One of the (many) things I would say makes Woolf a great writer is her transitions as she moves through thought, character, space, and time. But, in this essay, she shoehorns in a scene change by having the narrator step into a boot shop, where she is given occasion to ask the question, ‘what, then, is it like to be a dwarf?’ ” when a 'dwarf' enters


“escorted by two women who, being of normal size, looked like benevolent giantesses behind her. Smiling at the shop girls, they seemed to be disclaiming any lot in her deformity and assuring her of their protection. She wore the peevish yet apologetic expression usual on the faces of the deformed. She needed their kindness, yet she resented it. But when the shop girl had been summoned and the giantesses, smiling indulgently, had asked for shoes for ‘this lady,’ and the girl had pushed the little stand in front of her, the dwarf stuck her foot out with an impetuosity which seemed to claim all our attention. Look at that! Look at that! She seemed to demand of us all, as she thrust her foot out, for behold it was the shapely, perfectly proportioned foot of a well-grown woman. It was arched; it was aristocratic. Her whole manner changed as she looked at it resting on the stand. She looked soothed and satisfied. Her manner became full of self-confidence. She sent for shoe after shoe; she tried on pair after pair. She got up and pirouetted before a glass which reflected the foot only in yellow shoes, in fawn shoes, in shoes of lizard skin. She raised her little skirts and displayed her little legs. She was thinking that, after all, feet are the most important part of the whole person; women, she said to herself, have been loved for their feet alone. Seeing nothing but her feet, she imagined perhaps that the rest of her body was of a piece with those (37) beautiful feet.

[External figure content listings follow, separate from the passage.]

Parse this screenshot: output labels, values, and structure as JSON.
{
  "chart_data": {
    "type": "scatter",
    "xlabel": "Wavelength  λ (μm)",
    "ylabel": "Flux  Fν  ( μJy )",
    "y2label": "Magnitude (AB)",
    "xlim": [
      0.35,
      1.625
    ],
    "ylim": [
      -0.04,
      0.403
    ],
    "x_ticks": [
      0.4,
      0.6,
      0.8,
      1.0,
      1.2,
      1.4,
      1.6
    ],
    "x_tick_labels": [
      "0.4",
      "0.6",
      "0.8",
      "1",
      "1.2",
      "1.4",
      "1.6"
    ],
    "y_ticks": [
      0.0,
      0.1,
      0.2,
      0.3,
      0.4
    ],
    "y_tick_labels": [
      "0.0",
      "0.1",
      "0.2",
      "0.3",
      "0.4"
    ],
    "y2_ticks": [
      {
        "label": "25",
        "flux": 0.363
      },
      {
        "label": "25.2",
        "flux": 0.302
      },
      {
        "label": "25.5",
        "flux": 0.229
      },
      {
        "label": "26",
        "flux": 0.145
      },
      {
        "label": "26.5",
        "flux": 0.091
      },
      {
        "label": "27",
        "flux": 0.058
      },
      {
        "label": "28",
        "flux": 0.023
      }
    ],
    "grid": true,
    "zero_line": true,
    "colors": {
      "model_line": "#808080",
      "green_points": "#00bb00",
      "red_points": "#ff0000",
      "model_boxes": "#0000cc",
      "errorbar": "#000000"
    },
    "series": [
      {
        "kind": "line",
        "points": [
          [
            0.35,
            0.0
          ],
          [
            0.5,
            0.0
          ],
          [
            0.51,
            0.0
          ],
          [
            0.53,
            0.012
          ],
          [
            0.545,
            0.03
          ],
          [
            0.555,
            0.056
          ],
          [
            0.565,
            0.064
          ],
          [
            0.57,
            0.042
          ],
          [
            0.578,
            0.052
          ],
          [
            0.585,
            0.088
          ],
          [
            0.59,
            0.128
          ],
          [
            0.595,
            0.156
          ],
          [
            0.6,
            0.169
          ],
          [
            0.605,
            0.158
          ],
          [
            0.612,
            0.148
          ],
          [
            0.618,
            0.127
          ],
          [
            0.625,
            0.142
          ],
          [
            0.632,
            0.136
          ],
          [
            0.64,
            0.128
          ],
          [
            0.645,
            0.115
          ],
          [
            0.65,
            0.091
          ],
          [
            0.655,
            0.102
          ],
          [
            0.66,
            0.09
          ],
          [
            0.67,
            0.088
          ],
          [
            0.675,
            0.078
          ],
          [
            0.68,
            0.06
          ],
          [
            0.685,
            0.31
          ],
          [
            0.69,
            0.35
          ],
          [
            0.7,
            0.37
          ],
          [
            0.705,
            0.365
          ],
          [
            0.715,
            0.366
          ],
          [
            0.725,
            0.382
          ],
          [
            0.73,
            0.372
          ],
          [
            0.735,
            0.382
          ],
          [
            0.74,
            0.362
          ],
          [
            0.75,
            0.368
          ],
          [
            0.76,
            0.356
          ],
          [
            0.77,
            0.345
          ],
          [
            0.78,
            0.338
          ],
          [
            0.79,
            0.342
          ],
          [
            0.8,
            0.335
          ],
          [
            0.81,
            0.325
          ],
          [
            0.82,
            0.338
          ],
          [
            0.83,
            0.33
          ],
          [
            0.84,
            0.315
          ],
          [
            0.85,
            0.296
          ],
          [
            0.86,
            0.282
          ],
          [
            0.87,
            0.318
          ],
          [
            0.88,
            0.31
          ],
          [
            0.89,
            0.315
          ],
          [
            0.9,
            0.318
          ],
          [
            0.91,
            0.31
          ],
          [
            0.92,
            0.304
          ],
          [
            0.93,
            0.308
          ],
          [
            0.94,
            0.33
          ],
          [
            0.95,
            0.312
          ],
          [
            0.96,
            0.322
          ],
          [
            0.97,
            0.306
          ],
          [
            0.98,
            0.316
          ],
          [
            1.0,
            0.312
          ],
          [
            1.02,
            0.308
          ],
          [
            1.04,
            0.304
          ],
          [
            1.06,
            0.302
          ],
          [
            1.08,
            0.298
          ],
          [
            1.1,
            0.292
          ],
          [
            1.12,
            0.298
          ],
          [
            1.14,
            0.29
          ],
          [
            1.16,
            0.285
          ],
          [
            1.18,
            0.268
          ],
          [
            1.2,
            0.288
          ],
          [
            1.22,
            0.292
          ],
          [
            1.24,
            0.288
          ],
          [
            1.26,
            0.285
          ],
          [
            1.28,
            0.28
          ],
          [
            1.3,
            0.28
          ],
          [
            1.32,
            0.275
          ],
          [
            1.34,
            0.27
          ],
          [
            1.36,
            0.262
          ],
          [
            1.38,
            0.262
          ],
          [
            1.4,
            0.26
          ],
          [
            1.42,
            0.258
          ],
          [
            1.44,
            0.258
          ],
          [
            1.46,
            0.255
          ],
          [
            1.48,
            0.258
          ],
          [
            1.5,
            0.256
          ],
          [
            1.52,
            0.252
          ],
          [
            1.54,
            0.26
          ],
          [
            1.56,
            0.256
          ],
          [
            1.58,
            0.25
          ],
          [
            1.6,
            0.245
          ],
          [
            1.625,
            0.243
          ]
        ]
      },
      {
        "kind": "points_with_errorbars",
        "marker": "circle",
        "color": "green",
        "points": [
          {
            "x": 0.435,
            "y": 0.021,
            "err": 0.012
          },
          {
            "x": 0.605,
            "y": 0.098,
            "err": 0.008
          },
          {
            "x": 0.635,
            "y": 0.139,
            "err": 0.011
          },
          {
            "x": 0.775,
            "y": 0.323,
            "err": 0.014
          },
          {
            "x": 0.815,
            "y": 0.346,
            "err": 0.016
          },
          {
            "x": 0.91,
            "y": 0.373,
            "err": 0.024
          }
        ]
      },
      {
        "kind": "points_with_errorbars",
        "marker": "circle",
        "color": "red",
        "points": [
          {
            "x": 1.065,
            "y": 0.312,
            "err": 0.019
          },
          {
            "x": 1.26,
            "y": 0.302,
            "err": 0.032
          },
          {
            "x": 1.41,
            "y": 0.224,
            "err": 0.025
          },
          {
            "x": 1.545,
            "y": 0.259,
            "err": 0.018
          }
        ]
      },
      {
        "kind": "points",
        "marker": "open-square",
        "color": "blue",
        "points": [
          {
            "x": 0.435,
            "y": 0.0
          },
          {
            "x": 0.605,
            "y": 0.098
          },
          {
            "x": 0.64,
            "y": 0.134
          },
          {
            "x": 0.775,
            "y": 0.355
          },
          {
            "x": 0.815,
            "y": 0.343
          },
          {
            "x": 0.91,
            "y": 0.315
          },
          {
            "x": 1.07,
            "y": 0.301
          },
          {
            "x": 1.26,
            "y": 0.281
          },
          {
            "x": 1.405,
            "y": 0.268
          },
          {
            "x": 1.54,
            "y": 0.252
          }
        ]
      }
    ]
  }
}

She was shabbily dressed, but she was ready to lavish any money upon her shoes [...] at length, the pair was chosen and, as she walked out between her guardians, with the parcel swinging from her finger, the ecstasy faded, knowledge returned, the old peevishness, the old apology came back, and by the time she had reached the street again she had become a dwarf only.” (*)


The narrator leaves the boot shop and resumes her walk, but finds her encounter with the disabled woman:


“had changed the mood; she had called into being an atmosphere which, as we followed her out into the street, seemed actually to create the humped, the twisted, the deformed.” (*)

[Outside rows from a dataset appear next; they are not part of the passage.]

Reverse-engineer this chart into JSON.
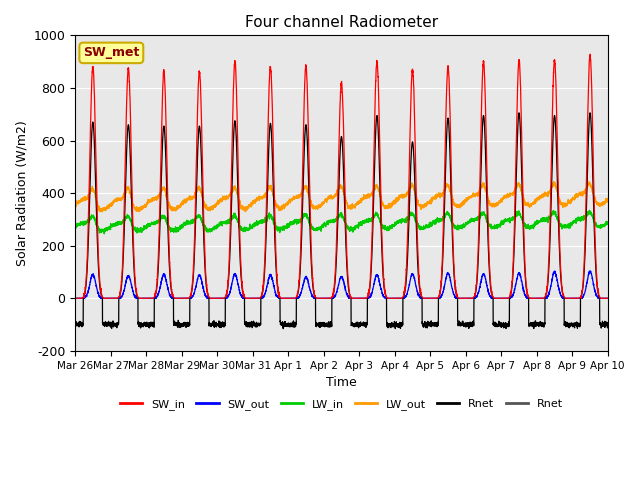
{
  "title": "Four channel Radiometer",
  "xlabel": "Time",
  "ylabel": "Solar Radiation (W/m2)",
  "ylim": [
    -200,
    1000
  ],
  "background_color": "#e8e8e8",
  "legend_label": "SW_met",
  "x_tick_labels": [
    "Mar 26",
    "Mar 27",
    "Mar 28",
    "Mar 29",
    "Mar 30",
    "Mar 31",
    "Apr 1",
    "Apr 2",
    "Apr 3",
    "Apr 4",
    "Apr 5",
    "Apr 6",
    "Apr 7",
    "Apr 8",
    "Apr 9",
    "Apr 10"
  ],
  "series": {
    "SW_in": {
      "color": "#ff0000",
      "label": "SW_in"
    },
    "SW_out": {
      "color": "#0000ff",
      "label": "SW_out"
    },
    "LW_in": {
      "color": "#00cc00",
      "label": "LW_in"
    },
    "LW_out": {
      "color": "#ff9900",
      "label": "LW_out"
    },
    "Rnet": {
      "color": "#000000",
      "label": "Rnet"
    },
    "Rnet2": {
      "color": "#555555",
      "label": "Rnet"
    }
  },
  "num_days": 15,
  "points_per_day": 288
}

A few pages later (39), the narrator is asking “Or is the true self neither this nor that, neither here nor there, but something so varied and wandering that it is only when we give the rein to its wishes and let it take its way unimpeded that we are indeed ourselves?” (*)


She enjoys her own experience of unimpeded seeing, of moving through the city aloof from human transactions and the demands of others on her personality; compare that freeing to the disabled woman’s fleeting and contingent thrill at feeling herself seen the way she would like to be seen through the eyes of others.